If the foregoing can be said to be a reasonably accurate formulation of what is involved in this kind of joint custody, it seems obvious that it is indeed an arrangement that requires maturity on the part of each parent:
(a) in accepting that the other is a person with whom he or she can share, on an equal basis, the control over and responsibility for the child which together they, as parents, must assume in making the many important decisions that must be made with respect to the child’s care, upbringing and education (including of course the child’s religious upbringing);
(b) in accepting that the child must physically reside with one or the other of them (in the words of Weatherston, J.A., in McCahill v. Robertson (1974), 17 R.F.L. 23, quoted in Baker v. Baker (1979), 1979 CanLII 1962 (ON CA), 23 O.R. (2d) 391 at p. 396, 95 D.L.R. (3d) 529 at p. 534, 8 R.F.L. (2d) 236, to which reference has already been made: ”A child must know where its home is and to whom it must look for guidance and admonition …”), and
(c) in accepting that generous access by the other parent is an essential part of the arrangement and must be assured by some sort of agreement that can operate in such a way that it will not ultimately reduce to ruins the whole arrangement.

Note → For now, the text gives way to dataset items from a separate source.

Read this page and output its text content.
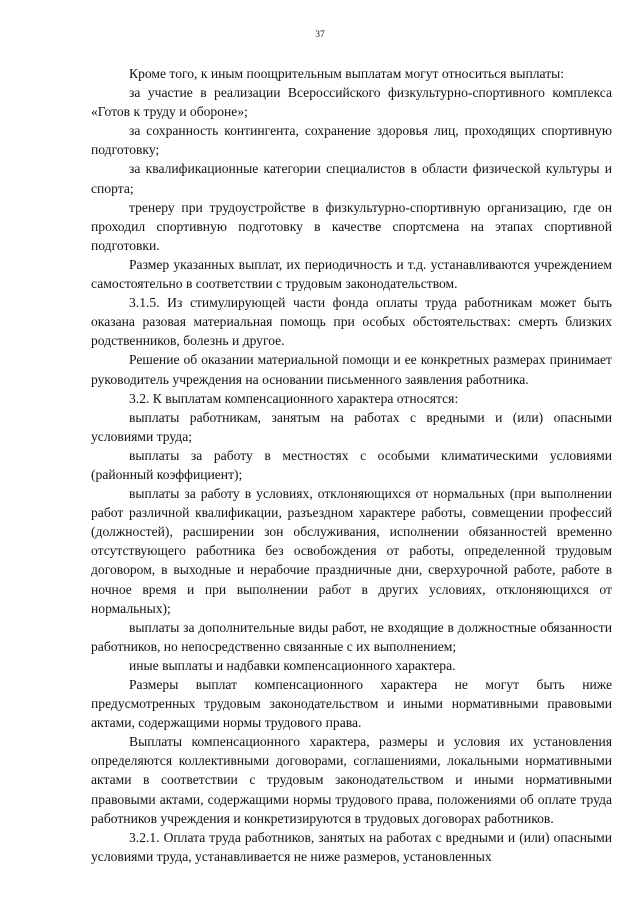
37

Кроме того, к иным поощрительным выплатам могут относиться выплаты:

за участие в реализации Всероссийского физкультурно-спортивного комплекса «Готов к труду и обороне»;

за сохранность контингента, сохранение здоровья лиц, проходящих спортивную подготовку;

за квалификационные категории специалистов в области физической культуры и спорта;

тренеру при трудоустройстве в физкультурно-спортивную организацию, где он проходил спортивную подготовку в качестве спортсмена на этапах спортивной подготовки.

Размер указанных выплат, их периодичность и т.д. устанавливаются учреждением самостоятельно в соответствии с трудовым законодательством.

3.1.5. Из стимулирующей части фонда оплаты труда работникам может быть оказана разовая материальная помощь при особых обстоятельствах: смерть близких родственников, болезнь и другое.

Решение об оказании материальной помощи и ее конкретных размерах принимает руководитель учреждения на основании письменного заявления работника.

3.2. К выплатам компенсационного характера относятся:

выплаты работникам, занятым на работах с вредными и (или) опасными условиями труда;

выплаты за работу в местностях с особыми климатическими условиями (районный коэффициент);

выплаты за работу в условиях, отклоняющихся от нормальных (при выполнении работ различной квалификации, разъездном характере работы, совмещении профессий (должностей), расширении зон обслуживания, исполнении обязанностей временно отсутствующего работника без освобождения от работы, определенной трудовым договором, в выходные и нерабочие праздничные дни, сверхурочной работе, работе в ночное время и при выполнении работ в других условиях, отклоняющихся от нормальных);

выплаты за дополнительные виды работ, не входящие в должностные обязанности работников, но непосредственно связанные с их выполнением;

иные выплаты и надбавки компенсационного характера.

Размеры выплат компенсационного характера не могут быть ниже предусмотренных трудовым законодательством и иными нормативными правовыми актами, содержащими нормы трудового права.

Выплаты компенсационного характера, размеры и условия их установления определяются коллективными договорами, соглашениями, локальными нормативными актами в соответствии с трудовым законодательством и иными нормативными правовыми актами, содержащими нормы трудового права, положениями об оплате труда работников учреждения и конкретизируются в трудовых договорах работников.

3.2.1. Оплата труда работников, занятых на работах с вредными и (или) опасными условиями труда, устанавливается не ниже размеров, установленных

Above all, it requires a willingness by both parents to work together to ensure the success of the arrangement. Such a willingness must be sincere and genuine; by its very nature it is not something that can be imposed by a Court on two persons, one or both of whom may be unwilling or reluctant to accept it in all its implications. Like marriage itself if it is to succeed, it is an arrangement that has to be worked out by two persons who are determined, of their own will and in good faith, to make it work.”